Di masa lalu, psikolog telah menyaring humor empat jenis: meninggikan diri (bercanda agar terlihat baik), affiliatif (bercanda untuk mempererat hubungan), agresif (bercanda untuk menjatuhkan orang), dan mengalahkan diri sendiri (bercanda untuk merendahkan diri sendiri). Namun dalam kategorisasi ini, ada banyak subtipe, termasuk humor ngeri atau anti-humor, di mana lelucon ayah termasuk.
Penyebut umum antara semua jenis humor adalah semacam ketidaksesuaian - seringkali merupakan pelanggaran terhadap semacam norma sosial. Lelucon ayah bersih dan sesuai untuk anak-anak, tetapi mereka juga mengandalkan permainan kata yang klise. Dan menceritakan lelucon yang terlalu murahan untuk diucapkan dengan lantang, "itu sendiri merupakan pelanggaran terhadap norma-norma menceritakan lelucon, dan pelanggaran itu pada gilirannya dapat membuat lelucon ayah menjadi lucu," jelas Hye-Knudsen. "Lelucon ayah bisa sangat bodoh, sangat timpang, sangat tidak lucu sehingga secara paradoks membuatnya lucu."
Dengan kata lain, lucunya lelucon ayah adalah kurangnya lucunya, bersama dengan ketidaknyamanan yang ditimbulkannya. Anak-anak bereaksi serupa terhadap ejekan, meskipun lelucon ayah tampaknya tidak terlalu merugikan mereka jiwa yang rentan karena anak-anak itu sendiri bukanlah sasaran lelucon - ayah mereka yang konyol. Dengan terus menceritakan lelucon paling lucu meskipun ada reaksi, "para ayah menunjukkan kepada anak-anak mereka untuk tidak menganggap diri mereka terlalu serius," jelas Hye-Knudsen.

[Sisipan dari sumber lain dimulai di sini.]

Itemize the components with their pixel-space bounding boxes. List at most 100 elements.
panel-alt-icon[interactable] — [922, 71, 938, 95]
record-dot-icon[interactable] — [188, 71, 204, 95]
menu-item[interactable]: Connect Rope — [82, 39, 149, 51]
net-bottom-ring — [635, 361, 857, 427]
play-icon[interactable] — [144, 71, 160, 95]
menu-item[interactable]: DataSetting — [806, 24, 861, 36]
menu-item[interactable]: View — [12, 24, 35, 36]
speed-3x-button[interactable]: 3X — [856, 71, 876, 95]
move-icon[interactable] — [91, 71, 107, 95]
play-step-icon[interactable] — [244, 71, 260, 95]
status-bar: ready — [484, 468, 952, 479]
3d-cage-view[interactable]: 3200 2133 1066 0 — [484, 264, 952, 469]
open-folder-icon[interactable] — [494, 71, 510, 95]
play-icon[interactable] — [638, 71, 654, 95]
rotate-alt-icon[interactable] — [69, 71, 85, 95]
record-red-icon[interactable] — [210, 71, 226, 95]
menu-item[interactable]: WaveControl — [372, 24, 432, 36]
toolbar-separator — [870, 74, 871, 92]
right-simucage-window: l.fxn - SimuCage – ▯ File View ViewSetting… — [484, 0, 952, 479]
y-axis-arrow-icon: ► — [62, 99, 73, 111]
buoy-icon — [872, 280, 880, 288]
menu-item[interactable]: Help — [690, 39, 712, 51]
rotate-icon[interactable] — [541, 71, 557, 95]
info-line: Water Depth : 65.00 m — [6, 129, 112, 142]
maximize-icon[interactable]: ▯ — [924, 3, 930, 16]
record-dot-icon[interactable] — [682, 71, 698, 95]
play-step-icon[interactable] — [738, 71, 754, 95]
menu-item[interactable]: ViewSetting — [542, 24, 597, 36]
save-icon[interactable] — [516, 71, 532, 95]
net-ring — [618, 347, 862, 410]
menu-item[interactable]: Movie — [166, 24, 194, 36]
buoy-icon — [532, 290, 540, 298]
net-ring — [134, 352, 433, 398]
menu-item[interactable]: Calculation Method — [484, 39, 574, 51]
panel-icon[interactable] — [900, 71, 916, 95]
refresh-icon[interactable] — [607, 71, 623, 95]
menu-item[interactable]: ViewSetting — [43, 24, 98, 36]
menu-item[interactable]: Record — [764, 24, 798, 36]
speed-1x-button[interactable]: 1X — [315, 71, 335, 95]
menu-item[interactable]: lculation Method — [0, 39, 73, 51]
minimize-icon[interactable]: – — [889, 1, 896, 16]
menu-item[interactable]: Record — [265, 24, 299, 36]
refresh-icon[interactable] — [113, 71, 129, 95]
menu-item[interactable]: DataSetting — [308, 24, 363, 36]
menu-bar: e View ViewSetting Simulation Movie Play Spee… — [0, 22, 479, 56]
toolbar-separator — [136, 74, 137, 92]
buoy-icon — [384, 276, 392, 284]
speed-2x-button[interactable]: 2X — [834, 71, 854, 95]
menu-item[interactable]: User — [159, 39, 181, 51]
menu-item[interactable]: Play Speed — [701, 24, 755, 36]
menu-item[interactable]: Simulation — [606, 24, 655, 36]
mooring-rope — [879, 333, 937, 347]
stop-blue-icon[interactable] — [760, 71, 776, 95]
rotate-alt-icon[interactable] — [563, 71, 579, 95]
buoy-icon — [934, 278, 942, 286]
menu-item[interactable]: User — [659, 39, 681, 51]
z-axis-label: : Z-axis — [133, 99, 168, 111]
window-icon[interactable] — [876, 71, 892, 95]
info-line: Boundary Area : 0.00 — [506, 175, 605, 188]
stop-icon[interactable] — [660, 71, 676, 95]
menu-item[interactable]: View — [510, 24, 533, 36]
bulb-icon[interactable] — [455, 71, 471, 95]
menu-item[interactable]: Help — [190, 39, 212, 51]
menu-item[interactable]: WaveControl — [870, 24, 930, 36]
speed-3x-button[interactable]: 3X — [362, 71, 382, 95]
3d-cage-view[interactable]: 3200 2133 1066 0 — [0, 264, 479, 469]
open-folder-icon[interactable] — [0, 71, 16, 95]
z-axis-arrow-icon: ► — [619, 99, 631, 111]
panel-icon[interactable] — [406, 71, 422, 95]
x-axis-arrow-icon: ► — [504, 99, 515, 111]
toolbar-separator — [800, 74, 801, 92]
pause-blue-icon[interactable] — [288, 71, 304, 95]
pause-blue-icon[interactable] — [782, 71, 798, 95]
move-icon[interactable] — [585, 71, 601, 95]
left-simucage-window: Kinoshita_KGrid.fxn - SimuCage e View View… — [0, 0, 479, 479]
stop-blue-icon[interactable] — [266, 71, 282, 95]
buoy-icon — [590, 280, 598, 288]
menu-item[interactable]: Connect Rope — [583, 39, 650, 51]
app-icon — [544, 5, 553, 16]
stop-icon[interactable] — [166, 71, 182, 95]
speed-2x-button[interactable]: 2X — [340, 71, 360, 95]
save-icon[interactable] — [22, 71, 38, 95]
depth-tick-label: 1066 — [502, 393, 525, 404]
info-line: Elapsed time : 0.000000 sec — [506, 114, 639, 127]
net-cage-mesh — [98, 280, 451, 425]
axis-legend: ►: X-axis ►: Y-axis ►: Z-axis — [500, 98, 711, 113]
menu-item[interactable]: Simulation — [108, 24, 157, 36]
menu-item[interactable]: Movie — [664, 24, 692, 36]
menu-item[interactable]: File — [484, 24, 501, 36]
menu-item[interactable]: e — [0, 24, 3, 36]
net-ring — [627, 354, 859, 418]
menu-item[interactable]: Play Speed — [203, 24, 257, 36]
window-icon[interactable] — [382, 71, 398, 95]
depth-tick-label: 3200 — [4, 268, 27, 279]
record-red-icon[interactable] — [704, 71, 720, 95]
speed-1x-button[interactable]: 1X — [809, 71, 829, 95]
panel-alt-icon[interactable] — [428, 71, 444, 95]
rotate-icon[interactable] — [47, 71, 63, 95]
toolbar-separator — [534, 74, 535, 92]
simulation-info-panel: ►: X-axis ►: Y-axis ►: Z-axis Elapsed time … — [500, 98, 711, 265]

Dia berspekulasi bahwa permainan kata-kata khususnya kemungkinan memiliki manfaat tambahan untuk mengajar anak-anak tentang "norma dan ambiguitas" dalam bahasa. Tapi selain permainan kata-kata, lelucon ayah memiliki satu bahan utama. “Lelucon ayah membutuhkan seorang ayah yang bisa menertawakan dirinya sendiri,” katanya. "Mereka menunjukkan bahwa kamu tidak mati karena malu, bahwa tidak apa-apa menjadi lumpuh."
Pada saat yang sama, jika Anda marah ketika sedikit meledak, anak-anak belajar sebaliknya dan tumbuh dengan salah menafsirkan kurangnya validasi sebagai ancaman. Seperti banyak aspek menjadi orang tua, "ini semua tentang memberi contoh." Niat baik, lelucon yang mengerikan tidak terkecuali.
Jadi lanjutkan dan terus buat lelucon ayahmu. Anak-anak Anda tidak harus mencintai mereka untuk mendapat manfaat dari mereka. Faktanya, mungkin yang terbaik adalah mereka mengeluh. Dan skenario terburuk, mereka akhirnya sedikit malu dengan betapa norak pop mereka. Ketika itu terjadi, hanya ada satu hal yang tersisa untuk dikatakan: "Hai malu, saya Ayah."